The European Union likes to stand as a bastion of civility. They are very much against the death penalty, and never miss an opportunity to berate America whenever a convicted criminal pays the ultimate price. Barbaric, mais oui?
Because of their stand on capital punishment, the French will not extradite a criminal back to the United States if said criminal would be subject to the death penalty. Seeing as the death penalty only applies to the most heinous of crimes, the French are giving sanctuary to the very worst criminals. For murderers, this is a very good thing. For Hans Peterson, it is a life-saver. His life, that is. Not the man he stabbed to death.
Dr. David Cornbleet was a dermatologist with offices in Chicago's Loop. Hard to imagine a more mild-mannered specialty than dermatology, with an office filled with acne-faced teens and the occasional elderly golfer with a bit of skin cancer to be lasered away. Last year, Hans Peterson walked into the doctor's office and viciously knifed the doctor to death, and then Mr. Peterson calmly strolled out.
Security cameras caught the murderer leaving, but by the time his photo was made available, Mr. Peterson had returned to the land of his mother's birth and promptly applied for citizenship. The police finally caught up with him, and he turned himself in to the authorities in Guadaloupe. This Caribbean island is French soil, Mr. Peterson is a French citizen (only as of May), therefore he knew full well that he could not be sent back to the States to face trial.
The State of Illinois submitted an extradition request, the French asked if the criminal might possibly face execution, Illinois said yes, so the French said non. While the Cornbleet family deals with the senseless loss, Mr. Peterson is hiding out in a tropical paradise, aided by the French government which will not release him to face justice.

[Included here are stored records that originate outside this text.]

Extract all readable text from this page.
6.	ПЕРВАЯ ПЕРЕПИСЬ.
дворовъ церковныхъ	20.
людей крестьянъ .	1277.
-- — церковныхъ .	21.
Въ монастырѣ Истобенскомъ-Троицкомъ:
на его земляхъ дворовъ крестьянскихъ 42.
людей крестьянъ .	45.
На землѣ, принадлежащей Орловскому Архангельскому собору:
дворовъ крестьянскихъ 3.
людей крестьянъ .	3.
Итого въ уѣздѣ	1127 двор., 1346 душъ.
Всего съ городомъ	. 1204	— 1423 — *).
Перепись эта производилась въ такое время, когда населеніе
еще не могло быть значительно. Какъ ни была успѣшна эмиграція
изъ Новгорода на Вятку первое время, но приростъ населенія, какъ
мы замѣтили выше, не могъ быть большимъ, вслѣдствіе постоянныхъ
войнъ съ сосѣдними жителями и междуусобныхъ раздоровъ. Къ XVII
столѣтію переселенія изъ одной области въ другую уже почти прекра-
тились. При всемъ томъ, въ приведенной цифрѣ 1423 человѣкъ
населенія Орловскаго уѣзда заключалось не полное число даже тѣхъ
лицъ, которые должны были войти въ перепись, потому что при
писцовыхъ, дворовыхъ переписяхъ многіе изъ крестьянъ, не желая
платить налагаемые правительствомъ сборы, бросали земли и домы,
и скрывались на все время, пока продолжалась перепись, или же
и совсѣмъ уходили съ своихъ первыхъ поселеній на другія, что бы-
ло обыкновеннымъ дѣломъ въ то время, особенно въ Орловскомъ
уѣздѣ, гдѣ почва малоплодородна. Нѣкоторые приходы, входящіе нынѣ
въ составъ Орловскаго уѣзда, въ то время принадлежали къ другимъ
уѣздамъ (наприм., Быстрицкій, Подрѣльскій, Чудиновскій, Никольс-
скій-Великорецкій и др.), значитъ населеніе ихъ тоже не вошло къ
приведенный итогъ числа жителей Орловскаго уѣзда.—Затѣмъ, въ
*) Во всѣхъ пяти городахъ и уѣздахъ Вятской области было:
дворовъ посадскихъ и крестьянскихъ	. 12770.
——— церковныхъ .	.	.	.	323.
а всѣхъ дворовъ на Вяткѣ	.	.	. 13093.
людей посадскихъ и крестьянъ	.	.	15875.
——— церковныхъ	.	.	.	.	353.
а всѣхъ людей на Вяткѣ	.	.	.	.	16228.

The story does not end here, however, because the U.S. is still negotiating. And the Cornbleet family has weighed in as well. Forget lethal injection, they've said, there's no need. Tell the French that their citizen won't have to worry about that, so that he can be extradited to face trial and justice can be served. If Hans Peterson wants to play games with French citizenship, the prosecutors in Illinois can trump his hand.
And you'd think that the French would be happy to entertain the compromise. After all, they're looking less than sophisticated for having fallen for a con's scam that's helped a man get away with murder.